Monday, February 26, 2018

Movie Review: Loveless

Loveless **** / *****
Directed by: Andrey Zvyagintsev.
Written by: Oleg Negin and Andrey Zvyagintsev.
Starring: Maryana Spivak (Zhenya), Aleksey Rozin (Boris), Matvey Novikov (Alyosha), Marina Vasileva (Masha), Andris Keiss (Anton), Aleksey Fateev (Ivan), Artyom Zhigulin (Kuznetsov), Natalya Potapova (Mat Zheni), Anna Gulyarenko (Mat Mashi).
 
Loveless, the new film by Russian master Andrey Zvyagintsev (whose last film Leviathan was even better) is many things at once. It is a film that deepens as it goes along, and becomes a portrait of modernity and technology and parenting, but also of a modern Russian society that is fully of apathy. The government institutions in the film are useless and uncaring – but then again, so are the parents. The film takes place mostly in 2012 – and the annexation of Crimea, and the rising tensions with Ukraine, play out in the background – on news reports, and TV – where they go half listened to or ignored. On one side there is an increasingly intolerant religious beliefs being forced down upon people, and on another side there is status and social climbing. All of these are contributing factor when a child goes missing.
 
That child is Alyosha, and his parents Zhenya (Maryana Spivak) and Boris (Aleksey Rozin) are the main characters in the film. Their marriage is all but over when the film begins – they’re trying to sell their apartment, and cannot wait to move on with their lives apart from each other.
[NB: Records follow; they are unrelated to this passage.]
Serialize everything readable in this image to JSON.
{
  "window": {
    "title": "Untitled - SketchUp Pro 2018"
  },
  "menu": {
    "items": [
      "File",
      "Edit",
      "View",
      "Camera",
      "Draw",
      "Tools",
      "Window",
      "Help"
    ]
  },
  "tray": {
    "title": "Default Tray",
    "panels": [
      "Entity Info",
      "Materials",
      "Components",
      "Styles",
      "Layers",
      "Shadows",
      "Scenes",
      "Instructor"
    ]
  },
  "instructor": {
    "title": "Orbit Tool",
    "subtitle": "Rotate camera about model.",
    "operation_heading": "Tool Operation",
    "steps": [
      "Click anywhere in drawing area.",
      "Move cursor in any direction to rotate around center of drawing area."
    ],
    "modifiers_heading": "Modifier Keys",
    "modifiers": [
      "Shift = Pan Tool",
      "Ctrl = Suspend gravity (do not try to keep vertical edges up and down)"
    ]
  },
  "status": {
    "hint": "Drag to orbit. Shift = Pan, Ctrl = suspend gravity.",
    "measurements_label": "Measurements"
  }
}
She’s found an older, richer boyfriend, and wants to move up the social ladder. He’s found a younger, more docile woman, who he has already got pregnant. They argue – loudly – because neither one of them want to take Alyosha – he’d be an inconvenience to them in their new lives, and would just get in the way. Zhenya is openly cruel to her son – saying he cries all the time to strangers looking at the apartment. IF Boris talks with him at all, we don’t see it. Alyosha knows very well he’s not wanted. When he does go missing, neither of his parents notice for two days – they’re busy off in their new lives, and forget about their old one. The police are no help at all, so they reach out to a group of civilian volunteers, who conduct the investigation themselves. This involves a lot of searches of cold apartment buildings, the surrounding forest, and an abandoned Soviet facility that has fallen into disrepair.
 
When the film opens, you think that both Zhenya and Boris are monsters – and to be honest, my opinion of them didn’t really grow more favorable throughout the film. Yet, what Zvyagintsev and his actors have done is to make more human throughout the film. The film doesn’t forgive their actions – but it does show how perhaps they became the people they have become. Boris works for a tech firm, in which he will be fired if anyone discovers he has had a divorce, so he is hoping that a quick divorce, and replacement of one wife and child with another will help. Zhenya is rarely without her phone, and takes many selfies throughout the film (she is hardly alone), and is in a world in which a woman’s primary economic power is still her body – which she uses for own security with her new partner, a rich, lonely man who tags along after her. When we meet her mother (played by Natalya Potapova in a memorable one scene performance), we understand even more why she married Boris in the first place.
 
Loveless is a heavy film – it is an emotional gut punch at times, including one of the most unforgettable shots of the year, where we see just how much Alyosha knows about his parents. It doesn’t get lighter throughout the film (there is only one minor moment of humor - a conversation about a fake wife Boris has with a co-worker). The rest of the film is a document of suffering – much like Leviathan was – and how easy it is for that suffering to go unnoticed, lessons unlearned, and for people to go back to their lives. The end of the film doesn’t off much in the way of way of hope for the future, or that anyone learned from the past. It is a film that once again confirms just how good Zvyagintsev is as a filmmaker – he’s one of the best around at combining the personal and the politic – with devastating results.